Por exemplo, a compra e venda de imóvel sujeita a escritura pública corre o risco de ter seu registro impossibilitado a depender da localidade. Embora o entendimento do 14º Congresso Notarial Brasileiro, realizado em 2007, tenha sido o de recomendar aos notários brasileiros aceitar todos os certificados digitais sob a égide do ICP Brasil para assinatura de documentos públicos notariais, em muitas localidades, essa alternativa ainda não está disponível.

A lavratura de escritura pública digital e assinatura eletrônica/digital depende do entendimento da Corregedoria Estadual e do próprio Tabelionato de Notas, além de efetiva infraestrutura do tabelionato para assinatura eletrônica/digital de documentos. Assim, por exemplo, em São Paulo e Minas Gerais é possível assinar escrituras públicas digitalmente, mas não no Rio de Janeiro, que ainda exige a assinatura “com tinta preta ou azul”.  

A mesma análise deve ser feita em relação a possibilidade de arquivamento de alteração ao contrato social de sociedades limitadas por meio eletrônico. A Lei nº 13.874 de 20 de setembro de 2019, a chamada Lei de Liberdade Econômica, já estabelecia a diretriz para que o estado passasse a adotar exclusivamente documentos eletrônicos. Esta lei foi recentemente regulamentada pelo Decreto Nº 10.278, de 18 de março de 2020. Porém, nem todas as juntas comerciais estão preparadas para trabalharem com documentos digitais. A JUCERJA no Rio de Janeiro, por exemplo, aceita documentos digitais ao passo que a JUCESP ainda não tem ferramentas para isso.

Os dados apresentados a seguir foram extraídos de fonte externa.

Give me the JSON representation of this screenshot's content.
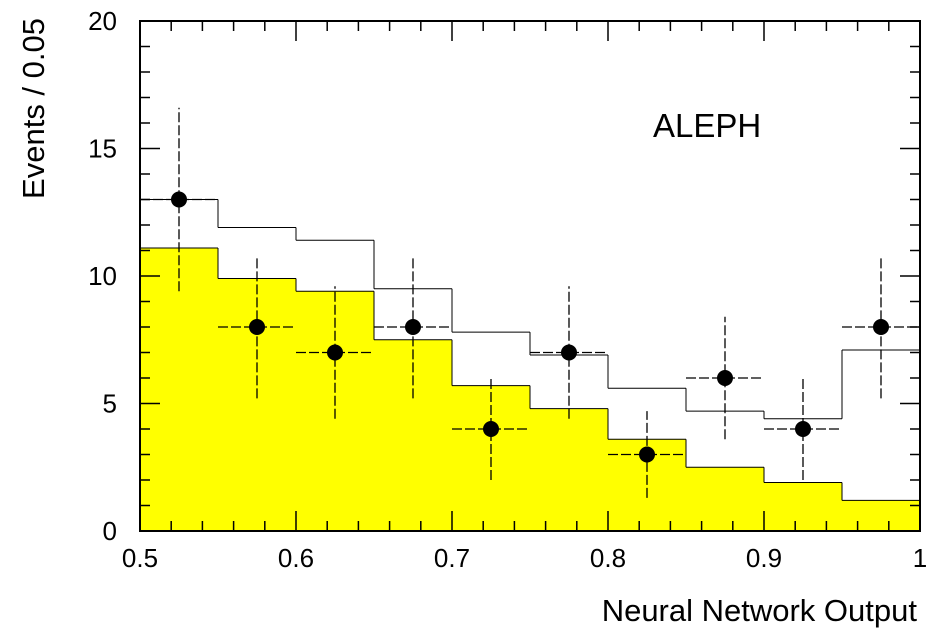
{
  "chart_data": {
    "type": "histogram",
    "annotation": "ALEPH",
    "xlabel": "Neural Network Output",
    "ylabel": "Events / 0.05",
    "xlim": [
      0.5,
      1.0
    ],
    "ylim": [
      0,
      20
    ],
    "xticks": [
      0.5,
      0.6,
      0.7,
      0.8,
      0.9,
      1.0
    ],
    "xtick_labels": [
      "0.5",
      "0.6",
      "0.7",
      "0.8",
      "0.9",
      "1"
    ],
    "yticks": [
      0,
      5,
      10,
      15,
      20
    ],
    "ytick_labels": [
      "0",
      "5",
      "10",
      "15",
      "20"
    ],
    "bin_edges": [
      0.5,
      0.55,
      0.6,
      0.65,
      0.7,
      0.75,
      0.8,
      0.85,
      0.9,
      0.95,
      1.0
    ],
    "series": [
      {
        "kind": "filled-histogram",
        "color": "#ffff00",
        "values": [
          11.1,
          9.9,
          9.4,
          7.5,
          5.7,
          4.8,
          3.6,
          2.5,
          1.9,
          1.2
        ]
      },
      {
        "kind": "outline-histogram",
        "color": "#000000",
        "values": [
          13.0,
          11.9,
          11.4,
          9.5,
          7.8,
          6.9,
          5.6,
          4.7,
          4.4,
          7.1
        ]
      },
      {
        "kind": "data-points",
        "color": "#000000",
        "x": [
          0.525,
          0.575,
          0.625,
          0.675,
          0.725,
          0.775,
          0.825,
          0.875,
          0.925,
          0.975
        ],
        "y": [
          13,
          8,
          7,
          8,
          4,
          7,
          3,
          6,
          4,
          8
        ],
        "yerr_low": [
          3.6,
          2.8,
          2.6,
          2.8,
          2.0,
          2.6,
          1.7,
          2.4,
          2.0,
          2.8
        ],
        "yerr_high": [
          3.6,
          2.8,
          2.6,
          2.8,
          2.0,
          2.6,
          1.7,
          2.4,
          2.0,
          2.8
        ],
        "xerr": 0.025
      }
    ]
  }
}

A rigor, a utilização de meios eletrônicos para conclusão de contrato deverá ser precedida por uma análise especifica do caso sempre que houver a necessidade de se contar com a participação de algum órgão público.

Nos casos onde não há a necessidade de envolvimento em algum âmbito de órgãos públicos será necessário avaliar se o instrumento está sendo celebrado por meio de assinatura eletrônica por parte credenciada da ICP-Brasil, conforme lista constante no link a seguir“ https://www.iti.gov.br/images/repositorio/credenciamento/entidades_credenciadas.pdf”, bem como eventual registro na estrutura do ITI (em credenciamento ou AR): “https://estrutura.iti.gov.br/”.

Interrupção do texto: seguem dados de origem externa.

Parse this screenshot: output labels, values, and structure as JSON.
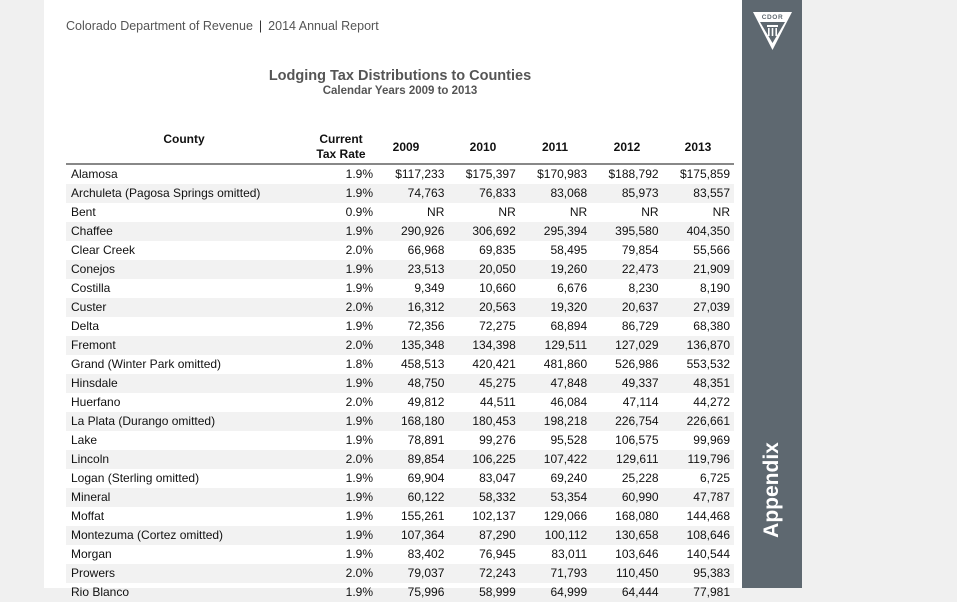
{
  "header": {
    "department": "Colorado Department of Revenue",
    "report": "2014 Annual Report"
  },
  "side": {
    "logo_text": "CDOR",
    "section_label": "Appendix",
    "bar_color": "#5e6870"
  },
  "title": "Lodging Tax Distributions to Counties",
  "subtitle": "Calendar Years 2009 to 2013",
  "columns": {
    "county": "County",
    "rate_line1": "Current",
    "rate_line2": "Tax Rate",
    "y2009": "2009",
    "y2010": "2010",
    "y2011": "2011",
    "y2012": "2012",
    "y2013": "2013"
  },
  "rows": [
    [
      "Alamosa",
      "1.9%",
      "$117,233",
      "$175,397",
      "$170,983",
      "$188,792",
      "$175,859"
    ],
    [
      "Archuleta (Pagosa Springs omitted)",
      "1.9%",
      "74,763",
      "76,833",
      "83,068",
      "85,973",
      "83,557"
    ],
    [
      "Bent",
      "0.9%",
      "NR",
      "NR",
      "NR",
      "NR",
      "NR"
    ],
    [
      "Chaffee",
      "1.9%",
      "290,926",
      "306,692",
      "295,394",
      "395,580",
      "404,350"
    ],
    [
      "Clear Creek",
      "2.0%",
      "66,968",
      "69,835",
      "58,495",
      "79,854",
      "55,566"
    ],
    [
      "Conejos",
      "1.9%",
      "23,513",
      "20,050",
      "19,260",
      "22,473",
      "21,909"
    ],
    [
      "Costilla",
      "1.9%",
      "9,349",
      "10,660",
      "6,676",
      "8,230",
      "8,190"
    ],
    [
      "Custer",
      "2.0%",
      "16,312",
      "20,563",
      "19,320",
      "20,637",
      "27,039"
    ],
    [
      "Delta",
      "1.9%",
      "72,356",
      "72,275",
      "68,894",
      "86,729",
      "68,380"
    ],
    [
      "Fremont",
      "2.0%",
      "135,348",
      "134,398",
      "129,511",
      "127,029",
      "136,870"
    ],
    [
      "Grand (Winter Park omitted)",
      "1.8%",
      "458,513",
      "420,421",
      "481,860",
      "526,986",
      "553,532"
    ],
    [
      "Hinsdale",
      "1.9%",
      "48,750",
      "45,275",
      "47,848",
      "49,337",
      "48,351"
    ],
    [
      "Huerfano",
      "2.0%",
      "49,812",
      "44,511",
      "46,084",
      "47,114",
      "44,272"
    ],
    [
      "La Plata (Durango omitted)",
      "1.9%",
      "168,180",
      "180,453",
      "198,218",
      "226,754",
      "226,661"
    ],
    [
      "Lake",
      "1.9%",
      "78,891",
      "99,276",
      "95,528",
      "106,575",
      "99,969"
    ],
    [
      "Lincoln",
      "2.0%",
      "89,854",
      "106,225",
      "107,422",
      "129,611",
      "119,796"
    ],
    [
      "Logan (Sterling omitted)",
      "1.9%",
      "69,904",
      "83,047",
      "69,240",
      "25,228",
      "6,725"
    ],
    [
      "Mineral",
      "1.9%",
      "60,122",
      "58,332",
      "53,354",
      "60,990",
      "47,787"
    ],
    [
      "Moffat",
      "1.9%",
      "155,261",
      "102,137",
      "129,066",
      "168,080",
      "144,468"
    ],
    [
      "Montezuma (Cortez omitted)",
      "1.9%",
      "107,364",
      "87,290",
      "100,112",
      "130,658",
      "108,646"
    ],
    [
      "Morgan",
      "1.9%",
      "83,402",
      "76,945",
      "83,011",
      "103,646",
      "140,544"
    ],
    [
      "Prowers",
      "2.0%",
      "79,037",
      "72,243",
      "71,793",
      "110,450",
      "95,383"
    ],
    [
      "Rio Blanco",
      "1.9%",
      "75,996",
      "58,999",
      "64,999",
      "64,444",
      "77,981"
    ]
  ]
}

Por fim, é importante que não se deixe de firmar documento declarando estar ciente de que o processo de assinatura eletrônica é complementar e não substitui o processo de assinatura física do papel. Também é adequado o uso de senha pelas partes nas respectivas operações contratadas e a manutenção de arquivos contendo a íntegra dos documentos firmados, de forma a permitir, se necessário, a sua fiel reprodução para apresentação em juízo.